The main difference here is using the maximum action-state value function based on the next state $S'$

Let's explain the reason why Q-learning is consider Off-Policy learning. One main point is that it acts using the given $Q$. Nevertheless, it does not the term $Q(S_{t+1}, A_{t+1})$ in the update. In other words, the target policy is not the same as the behavioral policy.   
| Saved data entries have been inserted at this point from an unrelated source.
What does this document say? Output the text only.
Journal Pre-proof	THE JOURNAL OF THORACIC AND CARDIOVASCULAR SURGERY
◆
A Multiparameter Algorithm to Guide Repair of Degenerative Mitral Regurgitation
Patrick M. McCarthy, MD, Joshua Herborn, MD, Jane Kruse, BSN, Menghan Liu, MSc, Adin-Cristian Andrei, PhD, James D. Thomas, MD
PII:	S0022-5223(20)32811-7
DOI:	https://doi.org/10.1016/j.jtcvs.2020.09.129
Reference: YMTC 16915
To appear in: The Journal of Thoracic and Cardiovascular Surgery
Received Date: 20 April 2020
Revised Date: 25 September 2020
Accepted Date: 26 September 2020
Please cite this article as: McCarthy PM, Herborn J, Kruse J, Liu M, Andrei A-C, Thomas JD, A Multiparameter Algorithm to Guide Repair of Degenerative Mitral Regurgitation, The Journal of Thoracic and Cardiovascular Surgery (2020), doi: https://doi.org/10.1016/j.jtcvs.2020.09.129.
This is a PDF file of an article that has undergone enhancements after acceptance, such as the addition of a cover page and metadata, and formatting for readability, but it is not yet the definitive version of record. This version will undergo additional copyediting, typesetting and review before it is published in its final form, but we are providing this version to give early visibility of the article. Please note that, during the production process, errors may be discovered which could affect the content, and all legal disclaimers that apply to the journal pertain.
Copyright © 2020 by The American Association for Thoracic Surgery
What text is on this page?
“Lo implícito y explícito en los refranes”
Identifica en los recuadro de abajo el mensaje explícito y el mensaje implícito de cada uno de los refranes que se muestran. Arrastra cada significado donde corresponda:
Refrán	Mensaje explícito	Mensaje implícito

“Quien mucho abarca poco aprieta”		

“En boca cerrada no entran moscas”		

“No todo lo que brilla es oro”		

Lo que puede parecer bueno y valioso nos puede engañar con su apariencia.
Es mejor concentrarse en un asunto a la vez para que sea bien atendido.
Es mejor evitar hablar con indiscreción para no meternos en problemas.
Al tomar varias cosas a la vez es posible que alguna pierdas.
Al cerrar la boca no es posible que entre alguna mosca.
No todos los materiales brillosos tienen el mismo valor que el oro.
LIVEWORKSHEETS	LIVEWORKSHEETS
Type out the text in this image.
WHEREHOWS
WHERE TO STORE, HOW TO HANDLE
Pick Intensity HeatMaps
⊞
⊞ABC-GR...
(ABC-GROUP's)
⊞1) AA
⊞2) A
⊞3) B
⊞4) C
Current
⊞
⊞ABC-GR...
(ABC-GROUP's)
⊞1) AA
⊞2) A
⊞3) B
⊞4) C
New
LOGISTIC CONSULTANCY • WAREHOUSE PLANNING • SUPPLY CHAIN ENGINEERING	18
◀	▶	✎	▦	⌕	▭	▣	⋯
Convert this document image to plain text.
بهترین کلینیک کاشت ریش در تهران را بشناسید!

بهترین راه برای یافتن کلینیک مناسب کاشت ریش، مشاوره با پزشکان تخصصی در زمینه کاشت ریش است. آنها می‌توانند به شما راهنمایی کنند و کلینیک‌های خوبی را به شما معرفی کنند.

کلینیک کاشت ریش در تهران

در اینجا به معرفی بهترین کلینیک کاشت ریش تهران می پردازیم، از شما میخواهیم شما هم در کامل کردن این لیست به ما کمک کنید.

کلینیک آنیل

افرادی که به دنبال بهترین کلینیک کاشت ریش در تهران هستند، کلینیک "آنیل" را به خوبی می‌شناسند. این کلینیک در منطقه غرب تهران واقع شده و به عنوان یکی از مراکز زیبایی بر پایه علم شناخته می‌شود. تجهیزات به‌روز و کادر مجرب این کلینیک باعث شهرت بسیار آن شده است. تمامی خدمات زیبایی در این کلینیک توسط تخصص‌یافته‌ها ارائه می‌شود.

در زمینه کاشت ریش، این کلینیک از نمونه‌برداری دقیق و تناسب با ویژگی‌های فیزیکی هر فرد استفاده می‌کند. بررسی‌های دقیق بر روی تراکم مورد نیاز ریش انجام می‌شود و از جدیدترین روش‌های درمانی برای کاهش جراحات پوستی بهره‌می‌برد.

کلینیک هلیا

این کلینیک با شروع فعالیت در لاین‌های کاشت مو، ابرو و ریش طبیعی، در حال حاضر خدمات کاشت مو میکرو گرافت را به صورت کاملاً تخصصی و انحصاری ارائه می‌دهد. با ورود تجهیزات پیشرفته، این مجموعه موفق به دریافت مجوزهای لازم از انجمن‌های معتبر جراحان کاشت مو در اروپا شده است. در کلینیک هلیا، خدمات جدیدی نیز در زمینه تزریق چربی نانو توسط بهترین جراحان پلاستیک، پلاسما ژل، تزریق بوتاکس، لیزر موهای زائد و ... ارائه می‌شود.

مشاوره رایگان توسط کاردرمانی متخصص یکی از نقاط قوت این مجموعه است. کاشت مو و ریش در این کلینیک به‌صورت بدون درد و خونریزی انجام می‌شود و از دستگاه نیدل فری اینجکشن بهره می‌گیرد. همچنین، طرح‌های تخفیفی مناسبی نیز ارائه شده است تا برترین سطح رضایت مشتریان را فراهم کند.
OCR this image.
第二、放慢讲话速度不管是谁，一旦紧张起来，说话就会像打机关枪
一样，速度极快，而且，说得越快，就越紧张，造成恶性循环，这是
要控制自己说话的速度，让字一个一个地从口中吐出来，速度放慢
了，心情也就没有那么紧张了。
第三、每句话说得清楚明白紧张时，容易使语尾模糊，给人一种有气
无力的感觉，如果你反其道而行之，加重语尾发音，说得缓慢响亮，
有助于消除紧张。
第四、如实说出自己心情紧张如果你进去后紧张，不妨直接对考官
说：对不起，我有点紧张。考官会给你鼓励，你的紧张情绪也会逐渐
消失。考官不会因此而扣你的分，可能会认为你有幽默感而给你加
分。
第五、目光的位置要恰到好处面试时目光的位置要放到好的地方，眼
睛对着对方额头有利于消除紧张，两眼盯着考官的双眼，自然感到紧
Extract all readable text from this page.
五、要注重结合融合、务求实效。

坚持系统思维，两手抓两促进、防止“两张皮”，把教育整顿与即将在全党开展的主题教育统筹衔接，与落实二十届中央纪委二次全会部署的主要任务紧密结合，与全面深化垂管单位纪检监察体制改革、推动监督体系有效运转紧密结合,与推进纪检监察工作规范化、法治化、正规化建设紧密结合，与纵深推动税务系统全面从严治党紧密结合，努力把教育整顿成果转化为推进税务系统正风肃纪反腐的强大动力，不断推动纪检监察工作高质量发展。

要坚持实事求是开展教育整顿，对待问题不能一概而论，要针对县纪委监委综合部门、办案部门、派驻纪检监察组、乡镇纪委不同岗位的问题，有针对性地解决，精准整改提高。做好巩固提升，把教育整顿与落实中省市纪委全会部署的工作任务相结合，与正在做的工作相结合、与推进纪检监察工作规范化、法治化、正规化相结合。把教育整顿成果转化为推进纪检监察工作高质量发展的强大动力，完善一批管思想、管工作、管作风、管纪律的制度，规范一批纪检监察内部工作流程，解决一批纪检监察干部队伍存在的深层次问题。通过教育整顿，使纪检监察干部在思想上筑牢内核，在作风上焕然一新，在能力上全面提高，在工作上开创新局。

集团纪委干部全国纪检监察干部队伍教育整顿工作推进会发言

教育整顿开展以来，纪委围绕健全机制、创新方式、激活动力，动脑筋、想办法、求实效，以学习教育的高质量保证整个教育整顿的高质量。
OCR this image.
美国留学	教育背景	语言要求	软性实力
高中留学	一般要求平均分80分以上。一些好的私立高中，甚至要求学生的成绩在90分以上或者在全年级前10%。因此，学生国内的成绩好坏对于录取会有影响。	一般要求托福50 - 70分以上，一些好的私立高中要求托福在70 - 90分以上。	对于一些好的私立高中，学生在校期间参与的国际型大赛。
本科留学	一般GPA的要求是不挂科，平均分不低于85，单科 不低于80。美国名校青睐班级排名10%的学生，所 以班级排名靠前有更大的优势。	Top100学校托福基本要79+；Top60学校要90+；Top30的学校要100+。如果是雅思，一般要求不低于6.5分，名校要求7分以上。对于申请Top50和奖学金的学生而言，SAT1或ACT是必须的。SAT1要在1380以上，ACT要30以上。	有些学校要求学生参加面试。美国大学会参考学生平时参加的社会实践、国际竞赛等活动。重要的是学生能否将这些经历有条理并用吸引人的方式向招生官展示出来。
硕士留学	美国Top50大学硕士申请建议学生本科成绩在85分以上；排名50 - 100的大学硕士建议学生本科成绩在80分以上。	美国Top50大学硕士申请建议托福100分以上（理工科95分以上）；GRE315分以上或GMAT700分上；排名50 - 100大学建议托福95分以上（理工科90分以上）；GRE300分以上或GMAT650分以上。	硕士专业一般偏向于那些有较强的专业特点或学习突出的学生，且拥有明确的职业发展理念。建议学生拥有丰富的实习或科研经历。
On the other hand, Sarsa is consider on policy as it updates $Q$ while using the action-state value functions from $Q$

## Expected Sarsa
At least from an algorithmic point of view, the only difference is the update equation:
$$Q(S_t, A_t) \leftarrow Q(S_t, A_t) + \alpha\cdot (R_{t+1} + \gamma \sum_{a' \in A(S_{t+1})} \pi(a' | S_{t+1}) \cdot Q(S_{t+1}, a') - Q(S_t, A_t))$$ 

The update is much more stable than Sarsa as the updates are of lower variance, but with the downside of increased computation.
We can say that expected Sarsa is more robust to larger values of the step size. 

# Chapter 8: Models
The term ***model*** should be seen as any mechanism that enables the agent to predict the environment's state and rewards. There are 2 main types of models:
1. distribution models: They generate exact probabilites for every transition, providing complete knowledge of the environment
2. sample models: The transitions are estimated by aggregating over the samples taken from the environment.

## Dyna Q:
The term planning should be thought of as acting / choosing a state-action pair based on the model we built for the environment. One path to improve ***Q-Learning*** is to introduce a planning component. How you might ask ? For each episode of interaction with the word, the model saves the transitions, the rewards and different states. Using this knownledge, we can simluate the real experience and update the state action funtion. (A sampling policy should be determined).   
Let's formalize this idea with the following algorithm:


1. Initialize $Q(s, a)$ and $Model(s, a)$ for all $s \in S$ and $a \in A$
2. Loop:
    1. S current state
    2. $A \leftarrow \epsilon$-greedy action
    3. Take action $A$ observer, $R, S'$
    4. Update $Q(S, A)$ according to ***Q-Learning*** update: 
        $$Q(S, A) \leftarrow Q(S, A) + \alpha\cdot (R + \gamma \cdot max_{a'} Q(S', a')  - Q(S, A))$$ 
    5. $Model(S, A) \leftarrow R, S'$ assuming the environment is deterministic
    6. Loop for $n$ times: ($n$ number of planning iterations):
        1. $S \leftarrow$ an action previously seen
        2. $A \leftarrow$ an action seen with $S$
        3. $R, S' \leftarrow Model(A, S)$: $~$ the deterministic outcome of state action pair $A, S$
        4. Update $Q(S, A)$ using ***Q-Learning*** 

We can see how the Dyna Q-Learning better leverages the limited experience the agent acquires from interacting with the environment. This is specially crucial in practical tasks where the interaction can be quite expensive. 
## Changing Environment
Relying heavily on the model raises the natural question: what if the model is unaccurate ?. Well This exact question is just an extension of the exploitation and exploration tradeoff as the model can change with time and the agent should take into account such possibilities.   
One way to address this issue is to add an exploitation component in the planning update formula.